Autocratic leadership

The leader decides alone, with less regard for the opinions of subordinates. It is good for quick decision-making, but can reduce staff motivation and creativity. In this region of Europe, such a leader is not uncommon in the SME sector.

Charismatic leadership

A leader is able to influence and inspire employees through personal charisma. He or she develops a strong emotional bond with followers. It can generate great enthusiasm and commitment, but the company or organisation can become overly dependent on the leader's personality. One such leader in the US is Tesla founder Elon Musk.


The leader is not interested in the day-to-day struggles and problems, he only looks at the big picture. He relies on abstract thinking and can envision possibilities that others have not yet seen. Steve Jobs is the great figure of the visionary leadership style.

Transactional Leadership

The leader leads through a system of reward and punishment. There is a high degree of rigour, no side-talk, everything has a positive or negative consequence. It can be effective in achieving short-term goals, but less motivating in the long term.

Democratic leadership

Decision-making is done with the involvement of team members. It can increase employee engagement, satisfaction and team spirit. The disadvantage is that it can slow down processes and "too much democracy" can lead to bad decisions in some cases.

Coaching type leadership

Here the leader is not a boss but a coach, a mentor who develops the team members. He or she helps everyone to achieve their maximum potential. It can improve performance and satisfaction in the long term, but it can be time consuming. In recent years, many companies have moved in this direction in their management training.

Laissez-faire leadership

The leader intervenes minimally. Employees are given great freedom in decision-making. It may be suitable for creative, highly motivated staff who can work independently, but it can lead to chaos if the team is not autonomous enough. Much depends on the company culture to make it work. An IT start-up company may have room for this.

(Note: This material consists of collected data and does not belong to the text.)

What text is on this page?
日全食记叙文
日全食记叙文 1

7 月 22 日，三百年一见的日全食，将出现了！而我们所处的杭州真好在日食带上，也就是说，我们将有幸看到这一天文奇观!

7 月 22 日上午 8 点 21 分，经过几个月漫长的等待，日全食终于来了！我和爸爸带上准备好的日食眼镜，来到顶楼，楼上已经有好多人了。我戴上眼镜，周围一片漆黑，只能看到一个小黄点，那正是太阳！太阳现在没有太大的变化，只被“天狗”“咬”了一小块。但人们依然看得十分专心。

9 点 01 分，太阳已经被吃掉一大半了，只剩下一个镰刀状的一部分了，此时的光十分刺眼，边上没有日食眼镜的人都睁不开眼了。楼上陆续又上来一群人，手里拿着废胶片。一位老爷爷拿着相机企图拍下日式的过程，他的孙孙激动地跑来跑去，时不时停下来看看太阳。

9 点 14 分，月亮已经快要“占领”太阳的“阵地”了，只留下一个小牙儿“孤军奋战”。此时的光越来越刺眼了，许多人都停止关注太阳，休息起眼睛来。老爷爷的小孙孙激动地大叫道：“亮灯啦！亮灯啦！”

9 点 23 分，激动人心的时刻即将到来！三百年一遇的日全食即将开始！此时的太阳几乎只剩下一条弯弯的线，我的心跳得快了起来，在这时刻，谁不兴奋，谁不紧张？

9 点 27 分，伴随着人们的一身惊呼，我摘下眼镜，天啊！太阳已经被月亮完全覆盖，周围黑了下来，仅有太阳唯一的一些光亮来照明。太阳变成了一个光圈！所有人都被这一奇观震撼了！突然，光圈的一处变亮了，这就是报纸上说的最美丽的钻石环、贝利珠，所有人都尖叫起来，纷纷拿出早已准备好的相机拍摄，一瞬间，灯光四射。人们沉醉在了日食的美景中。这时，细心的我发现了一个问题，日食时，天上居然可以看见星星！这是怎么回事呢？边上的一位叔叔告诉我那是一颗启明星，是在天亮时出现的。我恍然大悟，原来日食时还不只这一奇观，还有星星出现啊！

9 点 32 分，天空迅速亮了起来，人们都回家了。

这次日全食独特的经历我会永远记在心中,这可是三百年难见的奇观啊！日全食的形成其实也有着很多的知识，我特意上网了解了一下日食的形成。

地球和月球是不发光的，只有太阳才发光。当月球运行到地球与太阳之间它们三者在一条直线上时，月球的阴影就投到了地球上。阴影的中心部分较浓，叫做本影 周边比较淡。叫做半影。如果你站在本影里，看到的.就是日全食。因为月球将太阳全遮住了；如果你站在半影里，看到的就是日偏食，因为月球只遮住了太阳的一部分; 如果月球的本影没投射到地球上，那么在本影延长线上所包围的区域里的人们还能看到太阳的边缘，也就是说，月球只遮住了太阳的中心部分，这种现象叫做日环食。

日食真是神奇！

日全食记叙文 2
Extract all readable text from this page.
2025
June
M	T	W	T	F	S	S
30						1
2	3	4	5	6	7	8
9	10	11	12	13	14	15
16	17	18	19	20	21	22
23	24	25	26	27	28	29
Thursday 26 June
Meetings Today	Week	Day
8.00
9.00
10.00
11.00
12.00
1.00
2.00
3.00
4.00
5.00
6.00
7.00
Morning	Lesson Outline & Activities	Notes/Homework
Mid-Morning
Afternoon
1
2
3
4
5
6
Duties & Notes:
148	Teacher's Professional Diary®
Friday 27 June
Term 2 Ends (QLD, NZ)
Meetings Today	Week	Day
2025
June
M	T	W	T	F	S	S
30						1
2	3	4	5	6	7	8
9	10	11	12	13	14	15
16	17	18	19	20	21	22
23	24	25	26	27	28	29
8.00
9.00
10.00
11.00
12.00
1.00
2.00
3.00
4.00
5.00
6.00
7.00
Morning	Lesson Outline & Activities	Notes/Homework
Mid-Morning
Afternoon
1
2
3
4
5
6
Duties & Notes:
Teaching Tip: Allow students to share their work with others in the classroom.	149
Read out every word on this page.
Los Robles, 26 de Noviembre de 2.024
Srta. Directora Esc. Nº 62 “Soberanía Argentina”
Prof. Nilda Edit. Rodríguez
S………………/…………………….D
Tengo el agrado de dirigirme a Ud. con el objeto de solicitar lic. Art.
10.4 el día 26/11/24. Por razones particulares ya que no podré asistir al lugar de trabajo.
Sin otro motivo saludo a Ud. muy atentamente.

Transformational leadership

The leader motivates employees to achieve common goals. Focuses on innovation, change and personal development. He/she puts a strong emphasis on building on the strengths and potential of team members. Strengthens team cohesion and performance, but can be a heavy burden on the manager.

Servant leadership

The primary goal of the leader is to support the well-being and development of the team and individuals. The leader works hard to create a positive working environment and to achieve long-term commitment. Empathy, listening and a sense of community are core elements.

Bureaucratic leadership

The leader strictly follows company rules and procedures. It can create a secure and stable environment, but it can also make the company extremely inflexible and thus inhibit innovation, which can be dangerous in highly competitive industries. We see examples of this in the Hungarian subsidiaries of some multinational companies.